Language and Liturgy
We Egyptians do not use words, but sounds.....
- from the Corpus Hermeticum
How do you express the ineffable? This is one of the main problems facing modern man as he confronts the liturgies of the past. How much do we change, and how much do we leave alone? How much are we supposed to understand, and how much is veiled in a mystery that cannot be grasped? Liturgy has changed in the past, why not again? This has indeed been the excuse of all liturgical reformers from any number of Christian confessions. Clarity, simplicity, and contemporary language are to be desired in all attempts at liturgical reform. Modern people are too smart to be patronized by a sacred language. They need to "know what's going on."
I have been in the front seat watching attempts to translate the Byzantine liturgy into modern English, and it is a headache. Right off the bat, one realizes that all of the Greek poetic play on words is gone, many of the terms no longer make sense, and the prose is far from high quality in the English translation. If you kept it in Greek or Slavonic, you wouldn't understand it, but put it into English, and it just sounds exotic and at worst non-sensical. So how do you get around the problem? Do you keep it in the "prayer wheel"mentality of reciting the prayers just because they are there, or do you do your best to write a theological treatise of the prayers that all can understand?

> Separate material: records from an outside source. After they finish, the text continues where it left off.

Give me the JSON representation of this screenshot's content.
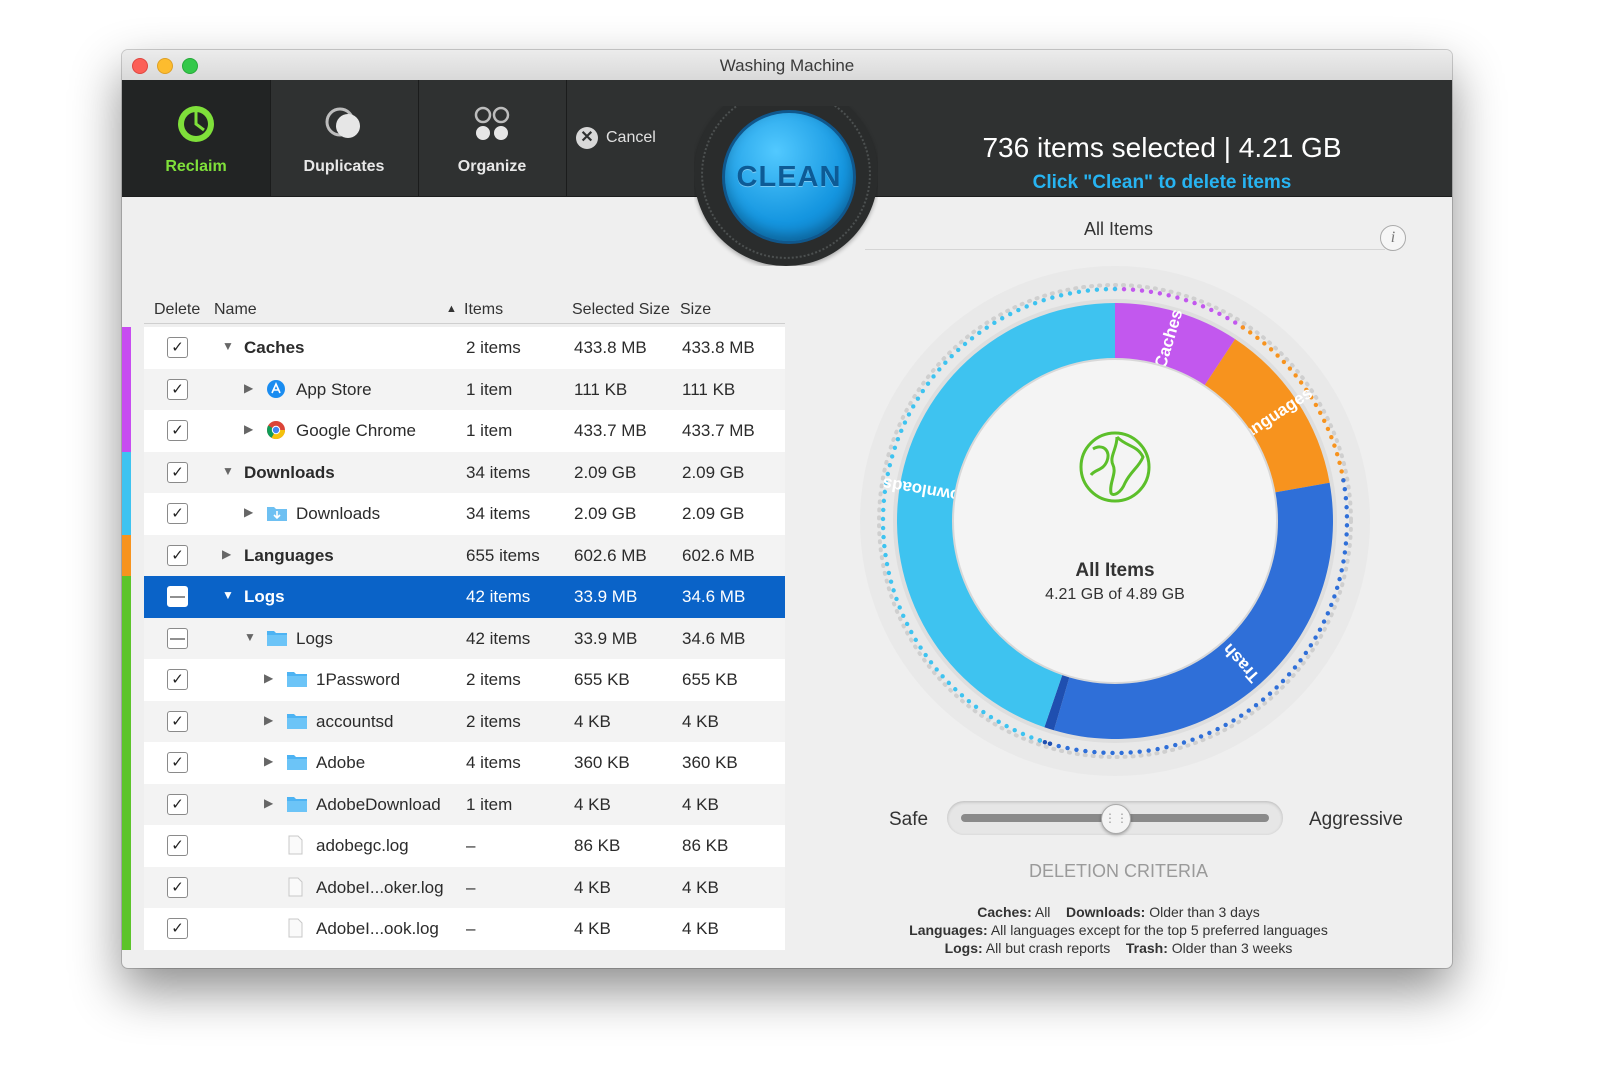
{
  "window": {
    "title": "Washing Machine"
  },
  "toolbar": {
    "tabs": [
      {
        "label": "Reclaim",
        "active": true,
        "icon": "pie-chart-icon"
      },
      {
        "label": "Duplicates",
        "active": false,
        "icon": "duplicates-icon"
      },
      {
        "label": "Organize",
        "active": false,
        "icon": "organize-icon"
      }
    ],
    "cancel_label": "Cancel",
    "clean_label": "CLEAN",
    "summary": "736 items selected | 4.21 GB",
    "hint": "Click \"Clean\" to delete items"
  },
  "table": {
    "headers": {
      "delete": "Delete",
      "name": "Name",
      "items": "Items",
      "selected_size": "Selected Size",
      "size": "Size"
    },
    "sort_column": "Items",
    "rows": [
      {
        "name": "Caches",
        "items": "2 items",
        "selected": "433.8 MB",
        "size": "433.8 MB",
        "checked": "checked",
        "level": 0,
        "expanded": true,
        "bold": true,
        "color": "#c74cf0",
        "icon": ""
      },
      {
        "name": "App Store",
        "items": "1 item",
        "selected": "111 KB",
        "size": "111 KB",
        "checked": "checked",
        "level": 1,
        "expanded": false,
        "bold": false,
        "color": "#c74cf0",
        "icon": "app-store-icon"
      },
      {
        "name": "Google Chrome",
        "items": "1 item",
        "selected": "433.7 MB",
        "size": "433.7 MB",
        "checked": "checked",
        "level": 1,
        "expanded": false,
        "bold": false,
        "color": "#c74cf0",
        "icon": "chrome-icon"
      },
      {
        "name": "Downloads",
        "items": "34 items",
        "selected": "2.09 GB",
        "size": "2.09 GB",
        "checked": "checked",
        "level": 0,
        "expanded": true,
        "bold": true,
        "color": "#3ec3f0",
        "icon": ""
      },
      {
        "name": "Downloads",
        "items": "34 items",
        "selected": "2.09 GB",
        "size": "2.09 GB",
        "checked": "checked",
        "level": 1,
        "expanded": false,
        "bold": false,
        "color": "#3ec3f0",
        "icon": "downloads-folder-icon"
      },
      {
        "name": "Languages",
        "items": "655 items",
        "selected": "602.6 MB",
        "size": "602.6 MB",
        "checked": "checked",
        "level": 0,
        "expanded": false,
        "bold": true,
        "color": "#f7931e",
        "icon": ""
      },
      {
        "name": "Logs",
        "items": "42 items",
        "selected": "33.9 MB",
        "size": "34.6 MB",
        "checked": "mixed",
        "level": 0,
        "expanded": true,
        "bold": true,
        "color": "#5cc42a",
        "icon": "",
        "selected_row": true
      },
      {
        "name": "Logs",
        "items": "42 items",
        "selected": "33.9 MB",
        "size": "34.6 MB",
        "checked": "mixed",
        "level": 1,
        "expanded": true,
        "bold": false,
        "color": "#5cc42a",
        "icon": "folder-icon"
      },
      {
        "name": "1Password",
        "items": "2 items",
        "selected": "655 KB",
        "size": "655 KB",
        "checked": "checked",
        "level": 2,
        "expanded": false,
        "bold": false,
        "color": "#5cc42a",
        "icon": "folder-icon"
      },
      {
        "name": "accountsd",
        "items": "2 items",
        "selected": "4 KB",
        "size": "4 KB",
        "checked": "checked",
        "level": 2,
        "expanded": false,
        "bold": false,
        "color": "#5cc42a",
        "icon": "folder-icon"
      },
      {
        "name": "Adobe",
        "items": "4 items",
        "selected": "360 KB",
        "size": "360 KB",
        "checked": "checked",
        "level": 2,
        "expanded": false,
        "bold": false,
        "color": "#5cc42a",
        "icon": "folder-icon"
      },
      {
        "name": "AdobeDownload",
        "items": "1 item",
        "selected": "4 KB",
        "size": "4 KB",
        "checked": "checked",
        "level": 2,
        "expanded": false,
        "bold": false,
        "color": "#5cc42a",
        "icon": "folder-icon"
      },
      {
        "name": "adobegc.log",
        "items": "–",
        "selected": "86 KB",
        "size": "86 KB",
        "checked": "checked",
        "level": 2,
        "expanded": null,
        "bold": false,
        "color": "#5cc42a",
        "icon": "file-icon"
      },
      {
        "name": "AdobeI...oker.log",
        "items": "–",
        "selected": "4 KB",
        "size": "4 KB",
        "checked": "checked",
        "level": 2,
        "expanded": null,
        "bold": false,
        "color": "#5cc42a",
        "icon": "file-icon"
      },
      {
        "name": "AdobeI...ook.log",
        "items": "–",
        "selected": "4 KB",
        "size": "4 KB",
        "checked": "checked",
        "level": 2,
        "expanded": null,
        "bold": false,
        "color": "#5cc42a",
        "icon": "file-icon"
      }
    ]
  },
  "panel": {
    "title": "All Items",
    "center_title": "All Items",
    "center_sub": "4.21 GB of 4.89 GB",
    "segments": [
      {
        "label": "Caches",
        "value": 433.8,
        "color": "#c258ee"
      },
      {
        "label": "Languages",
        "value": 602.6,
        "color": "#f7931e"
      },
      {
        "label": "Trash",
        "value": 1510,
        "color": "#2f6fd8"
      },
      {
        "label": "",
        "value": 34,
        "color": "#1f4fb0"
      },
      {
        "label": "Downloads",
        "value": 2090,
        "color": "#3ec3f0"
      }
    ],
    "slider": {
      "left_label": "Safe",
      "right_label": "Aggressive",
      "value": 0.5
    },
    "criteria_title": "DELETION CRITERIA",
    "criteria": [
      [
        {
          "k": "Caches:",
          "v": " All"
        },
        {
          "k": "Downloads:",
          "v": " Older than 3 days"
        }
      ],
      [
        {
          "k": "Languages:",
          "v": " All languages except for the top 5 preferred languages"
        }
      ],
      [
        {
          "k": "Logs:",
          "v": " All but crash reports"
        },
        {
          "k": "Trash:",
          "v": " Older than 3 weeks"
        }
      ]
    ]
  }
}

Let us take a more radical opinion to shed light on the subject. Gregory Shaw, in his book on Iamblichus that we have been studying, cites Claire Preaux on this question: "The attitude of religious communities with regard to translation is conditioned by the degree of rationality that they admit in the relations between man and the divine." (p. 181)
Gregory Shaw continues:
"For Iamblichus, however, to deny the value of the god's audible expression would dismiss the energeia of the god, and in principle it would deny the value of the entire sensible cosmos as the energeia of the Demiurge. The names of the gods were individual theophanies in the same way that the cosmos was the universal theophany, and since both preceded man's conceptual understanding Iamblichus says that they should not be changed according to conceptual criteria.... The sacred names were "bodies" of the gods that should not be violated by translation." - p. 182
and again Shaw writes:
"Since the ascent of the soul was integrally tied to the descent of the gods in cosmogenesis, when the soul chanted the names and vowels associated with the gods, it entered their energeia. Because the names were divinizing the soul ascended, yet insofar as the soul chanted the names, it descended with them into the sensible world..... Since the soul itself could never grasp or initiate theurgy, the incantation, strictly speaking, was accomplished by the god, yet it freed the soul by allowing it to actively experience what it could never conceptually understand." - p. 187 , my emphasis.
All well and good, you might say, but how does this neo-Platonic pagan gobbly-gook apply to Christian liturgy? First, we must say that the idea of a sacred language was also shared by the early Christian writer Origen, when he wrote in his Contra Celsum that Hebrew was a sacred language, "not concerned with ordinary, created things, but with a certain mysterious divine science that is related to the Creator of the universe." Perhaps this is why the Septuagint translation of the Psalms was so servile to the Hebrew and at times incomprehensible: the translators did not just want to convey an idea, but rather give the reader a real impression of the original Hebrew text deemed sacred in itself, even if it meant sacrificing comprehensibility. This is even more the case when they translated the Septuagint Psalter into Old Slavonic when the Slavs converted to Byzantine Christianity, and was even more revered even though it was a translation of a translation.
We moderns, however, can ask if there is any foundation to all of this. Is the sign something in itself that must be revered, or is the "content" that which is most important? Is there another theological foundation to all this? If not, does this mean we need to switch back to Hebrew as a liturgical language?
The way to resolve this problem is to consider the Hebrew/Christian concept of memory. Ours is a thoroughly historical religion. From the traditional Passover feast to the remembering of the saints in apostolic liturgies, much of how we worship has to do not just with a vertical communion with God (worshiper to God directly), but also a horizontal communion with the Body of Christ over time and space. When we worship with the same prayers as our ancestors, there is something profound that is passed on to us that I would contend we do not fully understand. The rhythms and cadences of Latin, Greek, Old Slavonic, or Elizabethan English form us in a way that merely telling us a theological truth could never do. There is a history to these prayers, and Christianity is a Faith of history. In a sense, as long as we do not exaggerate the point, they do have a power of their own, a power that begins to work on us even before we understand them, either as children or as converts to the Faith.
No matter what the traditional manner of worship, no matter how authentic, ancient, or new it may seem, we are confronted with a transmission from our elders who did know more than we know now. Change may be desirable or even necessary in some cases, but those cases should be kept to a minimum lest we destroy the traditional sound, the music of the words of worship.